Chris Scott

No. 95, 72
- Position: Defensive end

Personal information
- Born: December 11, 1961 (age 64) Berea, Ohio, U.S.
- Listed height: 6 ft 5 in (1.96 m)
- Listed weight: 260 lb (118 kg)

Career information
- High school: Berea
- College: Purdue (1980–1983)
- NFL draft: 1984: 3rd round, 66th overall pick

Career history
- Indianapolis Colts (1984–1985, 1987); Miami Dolphins (1988);

Awards and highlights
- Second-team All-Big Ten (1983);

Career NFL statistics
- Sacks: 5
- Stats at Pro Football Reference

= Chris Scott (defensive end) =

American football player (born 1961)

Christopher Sterling Scott (born December 11, 1961) is an American former professional football player who was a defensive end for three seasons with the Indianapolis Colts of the National Football League (NFL). He was selected by the Colts in the third round of the 1984 NFL draft. He played college football for the Purdue Boilermakers.

==Early life and college==
Christopher Sterling Scott was born on December 11, 1961, in Berea, Ohio. He attended Berea High School in Berea, Ohio.

Scott played college football for the Boilermakers at Purdue University from 1980 to 1983. He was named second-team All-Big Ten by United Press International in 1983.

==Professional career==
Scott was selected by the Indianapolis Colts in the third round, with the 66th overall pick, of the 1984 NFL draft and by the Memphis Showboats in the second round, with the 40th overall pick, of the 1984 USFL draft. He officially signed with the Colts on July 14. He played in 14 games, starting two, for the Colts during the 1984 season. Scott appeared in all 16 games, starting 14, in 1985 and recorded five sacks.
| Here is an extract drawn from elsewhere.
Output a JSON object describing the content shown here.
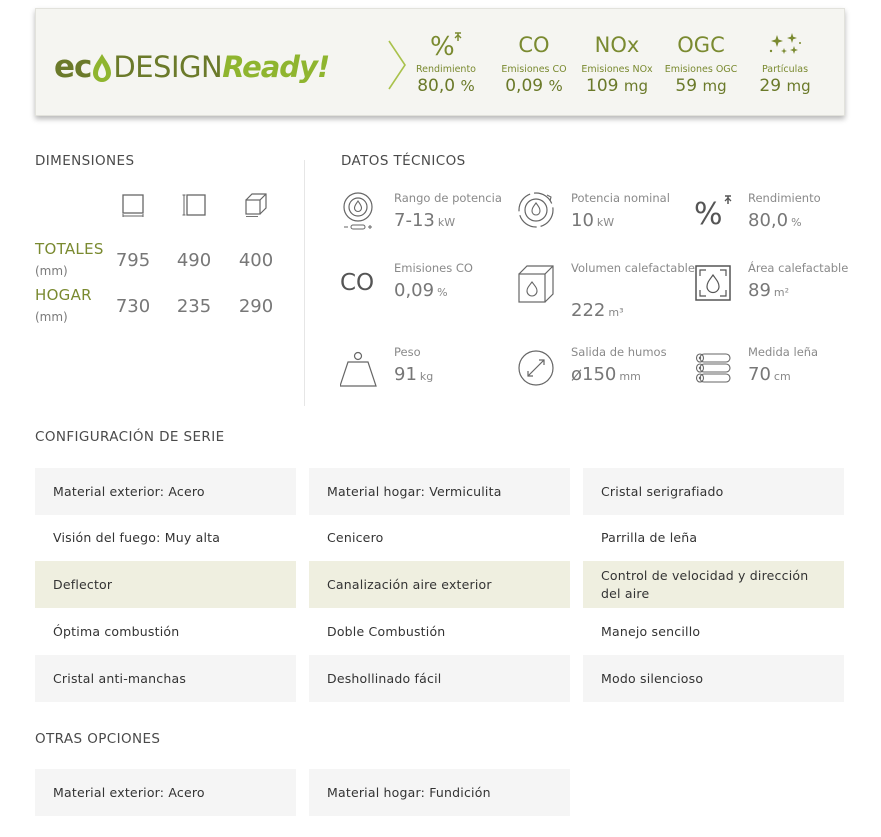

He was released on September 1, 1986. He signed with the Colts again the next year on July 22, 1987. He was released on August 11. On September 28, Scott re-signed with the Colts during the 1987 NFL players strike. He started all three strike games for the Colts and was released on October 19 after the strike ended.

Scott signed a futures contract with the Miami Dolphins on December 18, 1987. He was placed on injured reserve on July 14, 1988, and spent the entire 1988 season there. He was released on April 29, 1989, after failing a physical.